At All-Seal Home Improvement, in Dayton, Ohio, owner Jack Kostak notes that chances are 20% better that customers who visit one of the company's three showrooms will end up buying from All-Seal. He's currently considering some way to get more people to his showrooms, possibly a showroom sale.
Jerry Kerby, however, isn't a convert to showroom discounts. “I'd love to find a way to bring people into the showroom,” admits the president of California Replacement Windows, in Anaheim. But he's not yet convinced that a showroom discount is the path to a higher closing ratio.
FUELING SALES Lee's showroom discount ranges from $250 to $500, depending on the products that consumers purchase. “We used to offer 10% off the sale, but that was just too much money,” he says.
Lee says bringing consumers to his showroom helps close the sale by highlighting the company's products and people. “Consumers get to see all of our products in person,” he says. “They also have an opportunity to see that we're not a company working out of the back of a pickup truck.”

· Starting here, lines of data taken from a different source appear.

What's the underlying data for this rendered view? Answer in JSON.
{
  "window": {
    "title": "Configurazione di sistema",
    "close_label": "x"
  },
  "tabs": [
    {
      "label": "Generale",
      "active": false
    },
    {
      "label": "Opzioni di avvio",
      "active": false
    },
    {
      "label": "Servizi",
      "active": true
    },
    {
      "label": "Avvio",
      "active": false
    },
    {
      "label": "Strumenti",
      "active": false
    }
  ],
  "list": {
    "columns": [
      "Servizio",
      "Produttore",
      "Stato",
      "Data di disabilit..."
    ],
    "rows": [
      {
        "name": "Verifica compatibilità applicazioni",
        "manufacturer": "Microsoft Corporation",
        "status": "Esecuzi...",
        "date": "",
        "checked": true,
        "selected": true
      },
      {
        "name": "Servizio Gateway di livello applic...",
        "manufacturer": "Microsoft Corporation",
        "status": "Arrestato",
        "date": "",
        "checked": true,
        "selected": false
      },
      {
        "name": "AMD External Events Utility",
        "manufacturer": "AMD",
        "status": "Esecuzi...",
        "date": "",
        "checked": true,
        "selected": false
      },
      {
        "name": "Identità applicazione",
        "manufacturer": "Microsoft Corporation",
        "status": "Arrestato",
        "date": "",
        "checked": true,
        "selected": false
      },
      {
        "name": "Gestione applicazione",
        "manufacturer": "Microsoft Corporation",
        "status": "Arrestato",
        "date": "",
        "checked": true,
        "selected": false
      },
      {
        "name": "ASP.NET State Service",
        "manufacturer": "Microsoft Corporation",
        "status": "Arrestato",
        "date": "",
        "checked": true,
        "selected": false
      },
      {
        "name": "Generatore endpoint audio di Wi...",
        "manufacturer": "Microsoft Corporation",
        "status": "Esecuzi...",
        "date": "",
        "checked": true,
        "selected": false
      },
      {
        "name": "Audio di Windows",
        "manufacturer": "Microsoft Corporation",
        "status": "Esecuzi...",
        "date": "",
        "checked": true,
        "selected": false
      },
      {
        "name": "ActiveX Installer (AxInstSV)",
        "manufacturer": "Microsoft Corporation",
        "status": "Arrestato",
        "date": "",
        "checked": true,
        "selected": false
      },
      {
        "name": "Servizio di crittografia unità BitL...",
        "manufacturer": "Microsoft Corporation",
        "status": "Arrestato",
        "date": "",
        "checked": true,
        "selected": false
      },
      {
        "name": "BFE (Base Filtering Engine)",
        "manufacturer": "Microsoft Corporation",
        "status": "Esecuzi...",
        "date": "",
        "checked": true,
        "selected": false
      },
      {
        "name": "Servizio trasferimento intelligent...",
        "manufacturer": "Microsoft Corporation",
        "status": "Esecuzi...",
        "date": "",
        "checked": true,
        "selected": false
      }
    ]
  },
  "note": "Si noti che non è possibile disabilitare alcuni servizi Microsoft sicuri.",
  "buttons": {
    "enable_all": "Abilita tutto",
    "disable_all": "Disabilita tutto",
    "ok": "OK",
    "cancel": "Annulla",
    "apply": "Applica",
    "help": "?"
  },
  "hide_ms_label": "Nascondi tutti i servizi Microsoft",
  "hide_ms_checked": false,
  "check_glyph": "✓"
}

The showroom helps close sales at Hall's Window Center, a Renewal by Andersen affiliate, in Sacramento, Calif. “Our average close rates are in the high 30% to low 40% range, and the showroom is responsible for 8% to 10% of that,” says Bob Grandinetti, the company's owner. That's why the company offers a $20 gas card to get homeowners off the couch and into the showroom.
The gas promotion has boosted showroom traffic by about 25%, Grandinetti says. It has also helped salespeople nudge consumers toward a sale during in-home presentations. “If we have an appointment in a home,” he says, “salespeople can say to homeowners, ‘Let's make a showroom appointment, and we'll pay for the gas.'”
WHATEVER IT TAKES Kerby says he doesn't offer showroom discounts because other sales techniques are already doing the job. His sales reps provide quotes over the phone, and they tell homeowners that the price may actually be lower once the rep comes out to inspect the job. “That's generally an enticement to get us out there,” he explains, “because it basically says there's always room for negotiation.”
That said, Kerby is not opposed to offering a showroom discount. “The day I think I know it all is the day I get out of this business,” he says. “If there's a way to get people into the showroom, and it's by offering a discount, a demonstration, or hot dogs and popcorn, I'm game.”